In the final rule, EPA recognized the value of using regional emissions trading schemes to ensure compliance. Through a rate-based or mass-based trading program, generators can purchase compliance credits — either, respectively, an “Emission Rate Credit” (ERC) representing one MWh of electric generation (or reduced electricity use) with zero associated CO2 emissions, or an Emission Allowance representing one ton of CO2 emissions. A major catch, however, is that states can only enter into regional trading schemes with states that implement the same rate-based or mass-based approach. Policy arguments for adopting each type of scheme will vary by state, so if participating in a regional trading scheme, or keeping that option open, is important for state regulators, it would behoove them to collaborate with their neighboring counterparts to ensure that their respective compliance approaches are not incompatible.
- Does our compliance strategy depend on building new multi-state financed transmission infrastructure?
Another potential conflict may arise when states consider what infrastructure will be necessary to facilitate their CPP compliance, as well as to implement their broader intra- and interstate electric system planning goals. By EPA’s own estimation, the final CPP will result in 706,000 GWh of new renewable generation by 2030 (an increase from the proposed rule’s 305,000-335,000 GWh estimate). Some of this new renewable energy may be already grid-accessible, but more likely, a significant portion will require transmission system expansions to be harnessed, as acknowledged in the final rule and confirmed through separate analyses by organizations like EIA and ICF. Although some utilities like Xcel Energy are expanding their transmission networks to reach remote renewable resources in states like Colorado, Minnesota, and the Dakotas, many others are biding their time. This is an understandable reaction, considering the protracted siting battles, cost allocation disputes, and multi-year commitments involved in taking a transmission project from concept to completion.
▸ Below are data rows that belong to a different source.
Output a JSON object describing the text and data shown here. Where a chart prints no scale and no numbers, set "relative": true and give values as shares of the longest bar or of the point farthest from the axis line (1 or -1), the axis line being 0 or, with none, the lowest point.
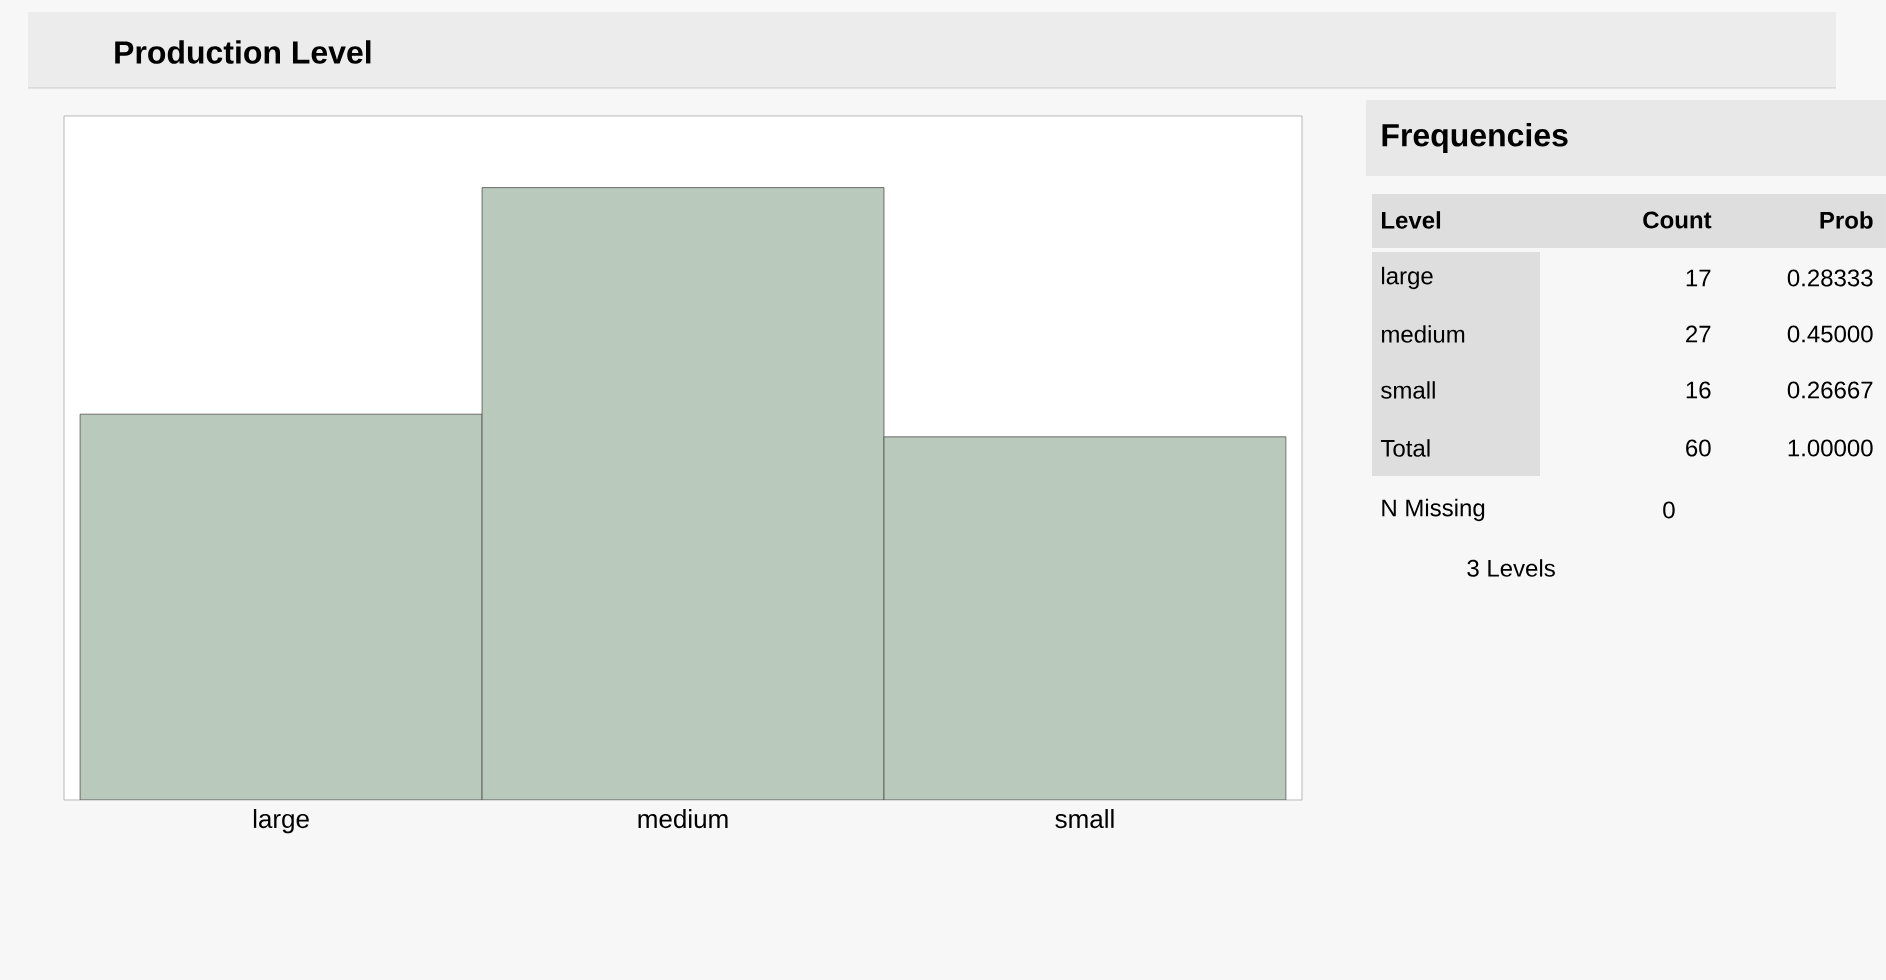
{
  "chart_data": {
    "type": "bar",
    "title": "Production Level",
    "categories": [
      "large",
      "medium",
      "small"
    ],
    "values": [
      0.63,
      1,
      0.593
    ],
    "relative": true,
    "color": "#b9c9bb",
    "tick_labels": "x",
    "annotations": [
      "Frequencies",
      "Level",
      "Count",
      "Prob",
      "17",
      "0.28333",
      "27",
      "0.45000",
      "16",
      "0.26667",
      "Total",
      "60",
      "1.00000",
      "N Missing",
      "0",
      "3  Levels"
    ]
  }
}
For these and other policy reasons, some states may opt for intra-state distributed generation projects, as opposed to participating in a multi-state financed transmission upgrade. Because interstate transmission projects are so expensive, the economics of such an endeavor would be negatively affected if a previously-committed or interested state opted for a non-transmission alternative instead. If a neighboring state relied on that infrastructure project to meet its own CPP or electric system planning goals, it could suddenly find itself walking a very lonely road. Without extensive conversations about electric system planning goals and CPP compliance options, state regulators may inadvertently affect their neighbors’ own policy objectives.
The significance of these questions goes beyond simply ensuring regional grid reliability. Indeed, EPA’s final rule included FERC’s suggestions that were designed to keep the lights on, and the agency has furthermore committed to cooperating with FERC and DOE toward that end as well. Rather, the point here is to illustrate the wide-reaching effects that an individual state’s Clean Power Plan compliance may have on its neighbors and vice versa. Intra-state clean power plan compliance may be sufficient to satisfy the EPA and forestall blackouts, but without considering the inter-state implications, states risk misaligning their policy goals and stunting existing and future regional electric system planning efforts.